Esta referencia nos permite vislumbrar la identidad agustiniana del papa, una identidad que ha asumido abiertamente desde su elección, autodenominándose "hijo de Agustín". Esa herencia marca su lenguaje y el camino espiritual que propone a toda la Iglesia.
La oración como deseo
En la Carta a Proba, Agustín responde a una pregunta sincera: ¿Cómo se debe orar, sobre todo cuando la propia Escritura admite que "no sabemos orar como conviene" (Rom 8, 26)?
La oración, explica, no consiste principalmente en palabras, sino en deseo. "Prolongar la oración", escribe Agustín, "es tener el corazón palpitando con una emoción piadosa y continua". Lo que importa no es la elocuencia, sino el anhelo: una orientación constante del alma hacia Dios.

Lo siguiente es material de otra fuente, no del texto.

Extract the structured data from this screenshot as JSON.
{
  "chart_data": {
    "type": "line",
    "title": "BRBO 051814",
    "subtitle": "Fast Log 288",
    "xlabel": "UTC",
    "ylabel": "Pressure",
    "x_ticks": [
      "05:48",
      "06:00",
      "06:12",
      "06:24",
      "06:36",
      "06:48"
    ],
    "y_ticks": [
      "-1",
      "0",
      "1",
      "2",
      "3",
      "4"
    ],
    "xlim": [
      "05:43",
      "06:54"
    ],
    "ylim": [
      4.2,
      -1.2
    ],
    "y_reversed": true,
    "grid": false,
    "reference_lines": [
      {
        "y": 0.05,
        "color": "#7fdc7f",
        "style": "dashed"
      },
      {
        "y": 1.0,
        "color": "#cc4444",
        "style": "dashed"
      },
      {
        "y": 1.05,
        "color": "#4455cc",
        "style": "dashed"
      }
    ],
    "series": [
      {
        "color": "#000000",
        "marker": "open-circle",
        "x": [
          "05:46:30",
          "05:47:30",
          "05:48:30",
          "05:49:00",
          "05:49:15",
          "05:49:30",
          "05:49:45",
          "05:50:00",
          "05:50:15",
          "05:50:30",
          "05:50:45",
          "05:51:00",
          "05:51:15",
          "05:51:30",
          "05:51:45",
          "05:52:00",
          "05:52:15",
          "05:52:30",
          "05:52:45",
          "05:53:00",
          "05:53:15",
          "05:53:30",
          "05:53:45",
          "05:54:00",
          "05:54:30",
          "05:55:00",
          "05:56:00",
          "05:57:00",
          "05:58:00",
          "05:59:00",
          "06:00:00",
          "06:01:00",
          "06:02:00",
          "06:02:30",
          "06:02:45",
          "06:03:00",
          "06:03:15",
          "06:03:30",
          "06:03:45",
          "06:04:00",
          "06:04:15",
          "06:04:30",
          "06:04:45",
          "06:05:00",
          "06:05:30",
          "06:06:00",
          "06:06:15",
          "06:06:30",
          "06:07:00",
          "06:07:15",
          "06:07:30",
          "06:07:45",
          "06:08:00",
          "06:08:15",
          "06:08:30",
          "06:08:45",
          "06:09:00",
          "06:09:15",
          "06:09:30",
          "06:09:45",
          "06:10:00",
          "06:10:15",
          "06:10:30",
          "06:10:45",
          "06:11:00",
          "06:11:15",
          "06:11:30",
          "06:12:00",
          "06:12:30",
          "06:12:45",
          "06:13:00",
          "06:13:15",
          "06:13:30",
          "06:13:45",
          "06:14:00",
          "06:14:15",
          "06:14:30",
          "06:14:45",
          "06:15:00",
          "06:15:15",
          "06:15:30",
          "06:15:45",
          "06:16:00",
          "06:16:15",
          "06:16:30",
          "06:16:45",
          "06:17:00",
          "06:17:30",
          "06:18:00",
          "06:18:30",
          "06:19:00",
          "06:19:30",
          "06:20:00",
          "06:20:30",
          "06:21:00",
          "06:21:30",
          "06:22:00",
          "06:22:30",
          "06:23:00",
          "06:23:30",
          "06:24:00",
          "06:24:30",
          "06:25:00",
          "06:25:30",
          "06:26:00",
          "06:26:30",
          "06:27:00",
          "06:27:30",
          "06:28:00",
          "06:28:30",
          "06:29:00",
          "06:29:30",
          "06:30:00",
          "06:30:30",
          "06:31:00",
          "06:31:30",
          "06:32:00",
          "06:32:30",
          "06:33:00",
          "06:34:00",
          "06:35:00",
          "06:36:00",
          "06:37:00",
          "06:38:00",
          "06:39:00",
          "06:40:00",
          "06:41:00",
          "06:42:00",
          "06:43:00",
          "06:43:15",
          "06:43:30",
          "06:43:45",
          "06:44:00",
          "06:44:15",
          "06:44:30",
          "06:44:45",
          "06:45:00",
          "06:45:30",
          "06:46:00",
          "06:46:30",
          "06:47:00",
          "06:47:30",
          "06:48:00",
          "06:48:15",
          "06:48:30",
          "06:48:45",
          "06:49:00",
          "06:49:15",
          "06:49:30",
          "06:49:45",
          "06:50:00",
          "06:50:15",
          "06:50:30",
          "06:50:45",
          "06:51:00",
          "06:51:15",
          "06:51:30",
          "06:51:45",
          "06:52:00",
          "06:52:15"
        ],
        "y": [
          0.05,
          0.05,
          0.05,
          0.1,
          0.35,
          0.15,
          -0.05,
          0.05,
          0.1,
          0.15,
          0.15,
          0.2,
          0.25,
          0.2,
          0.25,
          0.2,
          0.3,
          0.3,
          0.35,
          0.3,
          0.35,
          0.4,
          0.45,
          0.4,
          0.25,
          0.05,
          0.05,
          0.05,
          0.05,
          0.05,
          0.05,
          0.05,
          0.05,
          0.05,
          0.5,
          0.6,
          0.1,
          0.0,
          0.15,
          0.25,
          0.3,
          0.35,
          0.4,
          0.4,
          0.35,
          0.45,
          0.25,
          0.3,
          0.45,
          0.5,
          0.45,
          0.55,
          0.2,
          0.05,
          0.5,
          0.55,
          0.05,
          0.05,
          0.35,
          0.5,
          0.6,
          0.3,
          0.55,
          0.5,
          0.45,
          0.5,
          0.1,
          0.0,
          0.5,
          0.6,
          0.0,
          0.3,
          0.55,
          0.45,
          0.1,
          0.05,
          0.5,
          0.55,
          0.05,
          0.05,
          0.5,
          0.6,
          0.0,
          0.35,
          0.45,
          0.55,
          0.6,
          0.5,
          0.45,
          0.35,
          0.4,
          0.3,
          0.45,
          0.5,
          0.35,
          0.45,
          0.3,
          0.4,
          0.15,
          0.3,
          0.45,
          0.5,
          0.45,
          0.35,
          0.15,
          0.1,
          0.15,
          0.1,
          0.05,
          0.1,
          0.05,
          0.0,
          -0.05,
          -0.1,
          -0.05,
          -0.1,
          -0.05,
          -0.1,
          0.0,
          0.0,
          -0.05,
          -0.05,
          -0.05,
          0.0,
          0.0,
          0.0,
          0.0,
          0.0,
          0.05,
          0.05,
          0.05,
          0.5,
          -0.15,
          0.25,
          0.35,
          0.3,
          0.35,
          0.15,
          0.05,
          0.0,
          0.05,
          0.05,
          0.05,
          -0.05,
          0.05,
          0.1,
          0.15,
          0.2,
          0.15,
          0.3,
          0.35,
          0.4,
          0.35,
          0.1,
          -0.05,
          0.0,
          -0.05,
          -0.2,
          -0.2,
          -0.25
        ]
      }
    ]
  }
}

Esta idea, destacada por el papa León, disipa una inquietud moderna: la presión de "rezar bien". Agustín libera al creyente de la "técnica". Incluso el anhelo sin palabras puede ser más auténtico que frases cuidadosamente construidas. La verdadera oración ensancha el corazón, ampliando su capacidad para recibir lo que busca pero que aún no puede comprender plenamente.
La búsqueda de una vida feliz
La enseñanza de Agustín sobre la oración es inseparable de su concepción de la felicidad. En la Carta 130, insiste en que todo ser humano anhela, en última instancia, una vida feliz, y que esa felicidad no es otra cosa que Dios mismo.
Este tema se hace eco de su obra anterior, Sobre la vida feliz, uno de los Diálogos de Cassiciacum escritos poco después de su conversión. En ella, Agustín explora la felicidad como participación en la verdad y comunión con Dios. La búsqueda inquieta de la plenitud, tan familiar hoy en día, encuentra su respuesta en la alineación con lo divino.
La oración, entonces, se convierte en el campo de entrenamiento del deseo. Pedimos lo que aún no podemos ver y, al pedirlo, aprendemos a desear correctamente.
Los Diálogos de Cassiciacum
El Papa agustino
La recomendación del papa León resulta especialmente acertada teniendo en cuenta su peregrinación por el norte de África, la tierra donde Agustín ejerció como obispo de Hipona. Su visita a la basílica cercana a Hipona Regia supone un retorno a las raíces espirituales.
De hecho, en la misma conversación con el periodista de OSVNews, afirmó: "En este viaje en particular, diría que si alguien no ha leído Las confesiones de San Agustín, es un excelente punto de partida".
Esta continuidad también explica las recurrentes referencias del Papa a Agustín, incluso con un toque de humor, como relata Mares. La voz del santo ofrece algo de perdurable relevancia: una forma de comprender el corazón humano que trasciende los siglos.